Ask HN: How do you book-mark web pages - sun123

I use different browsers in different places(Mozilla in office , Chrome in home, Dolphin in Android , safari in ipod touch). Is there any way we can sync all these book marks ? Perhaps there should be an android/iPhone app, and UI through the web.
======
kaolinite
Personally I use Firefox Sync. It's encrypted end-to-end and if you don't even
trust Mozilla with your encrypted data, you can set up your own sync server.
Chrome has something similar too however I'm unsure how open it is.

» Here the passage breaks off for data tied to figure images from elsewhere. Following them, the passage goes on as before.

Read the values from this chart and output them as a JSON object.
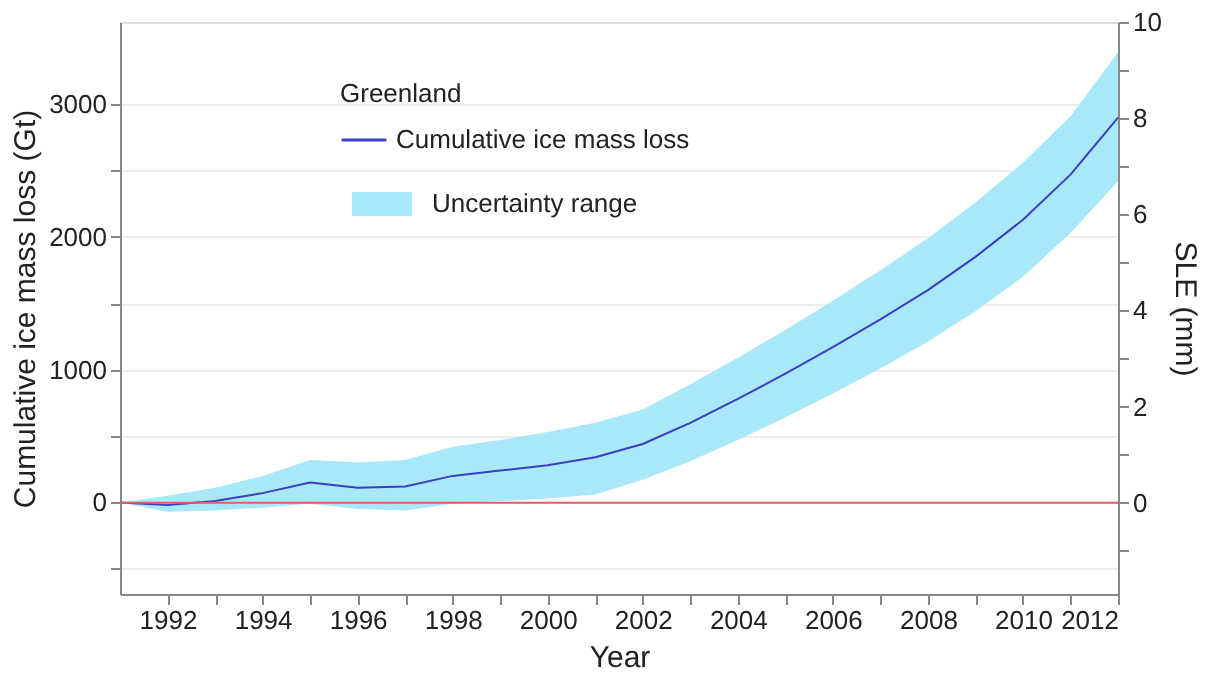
{
  "chart_data": {
    "type": "line",
    "xlabel": "Year",
    "ylabel": "Cumulative ice mass loss (Gt)",
    "y2label": "SLE (mm)",
    "legend_title": "Greenland",
    "x": [
      1991,
      1992,
      1993,
      1994,
      1995,
      1996,
      1997,
      1998,
      1999,
      2000,
      2001,
      2002,
      2003,
      2004,
      2005,
      2006,
      2007,
      2008,
      2009,
      2010,
      2011,
      2012
    ],
    "series": [
      {
        "name": "Cumulative ice mass loss",
        "color": "#3a3fbf",
        "values": [
          0,
          -20,
          10,
          70,
          150,
          110,
          120,
          200,
          240,
          280,
          340,
          440,
          600,
          780,
          970,
          1170,
          1380,
          1600,
          1850,
          2130,
          2470,
          2900
        ],
        "lower": [
          0,
          -70,
          -60,
          -40,
          -10,
          -50,
          -60,
          -10,
          10,
          30,
          60,
          170,
          310,
          470,
          640,
          820,
          1010,
          1210,
          1440,
          1700,
          2030,
          2420
        ],
        "upper": [
          0,
          50,
          110,
          200,
          320,
          300,
          320,
          420,
          470,
          530,
          600,
          700,
          890,
          1090,
          1300,
          1520,
          1750,
          1990,
          2260,
          2560,
          2910,
          3390
        ]
      }
    ],
    "annotations": [
      "Uncertainty range"
    ],
    "xlim": [
      1991,
      2012
    ],
    "xticks": [
      1992,
      {
        "value": 1993,
        "label": null
      },
      1994,
      {
        "value": 1995,
        "label": null
      },
      1996,
      {
        "value": 1997,
        "label": null
      },
      1998,
      {
        "value": 1999,
        "label": null
      },
      2000,
      {
        "value": 2001,
        "label": null
      },
      2002,
      {
        "value": 2003,
        "label": null
      },
      2004,
      {
        "value": 2005,
        "label": null
      },
      2006,
      {
        "value": 2007,
        "label": null
      },
      2008,
      {
        "value": 2009,
        "label": null
      },
      2010,
      {
        "value": 2011,
        "label": null
      },
      2012
    ],
    "ylim": [
      -690,
      3620
    ],
    "yticks": [
      {
        "value": -500,
        "label": null
      },
      0,
      {
        "value": 500,
        "label": null
      },
      1000,
      {
        "value": 1500,
        "label": null
      },
      2000,
      {
        "value": 2500,
        "label": null
      },
      3000
    ],
    "y2lim": [
      -1.9,
      10
    ],
    "y2ticks": [
      {
        "value": -1,
        "label": null
      },
      0,
      {
        "value": 1,
        "label": null
      },
      2,
      {
        "value": 3,
        "label": null
      },
      4,
      {
        "value": 5,
        "label": null
      },
      6,
      {
        "value": 7,
        "label": null
      },
      8,
      {
        "value": 9,
        "label": null
      },
      10
    ],
    "ref_lines": [
      {
        "axis": "y2",
        "value": 0,
        "color": "#e06060"
      }
    ],
    "grid": "y",
    "legend": "top"
  }
}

You can sync your bookmarks using Firefox Sync to your Android, if you were to
use Firefox for Android (it's pretty good and there are big improvements on
the way - I went to a talk about it at FOSDEM).

For your iPod touch, I have no idea, though it raises the question why you
need one when you have an Android phone but anyway.

For your home computer, you could switch to Firefox however I imagine there'll
be an addon that syncs bookmarks from Firefox Sync. I'd always recommend using
the more open service as it's far more likely to be supported.

------
psycho
There's <http://xmarks.com/> that can help you.

------
wumpushunter
I use diigo.com; it was recommended by another HN user (j45) some months ago.
Prior to that I was using Google Bookmarks, but I've moved all the bookmarks
from there into Diigo.

I love Diigo's ability to highlight a snippet of text on a page.

------
revorad
I use Instapaper. I know it's not for bookmarking but I already use it for
saving articles and can't be bothered to use something else for other types of
links.

------
janlukacs
Used Delicious in the past, now i just use Safari and only bookmark really
really important stuff.

------
einomies
I've found <https://kippt.com/> very handy.

------
jordhy
I use pinboard. It's really good.

------
nader
I use thinkery.me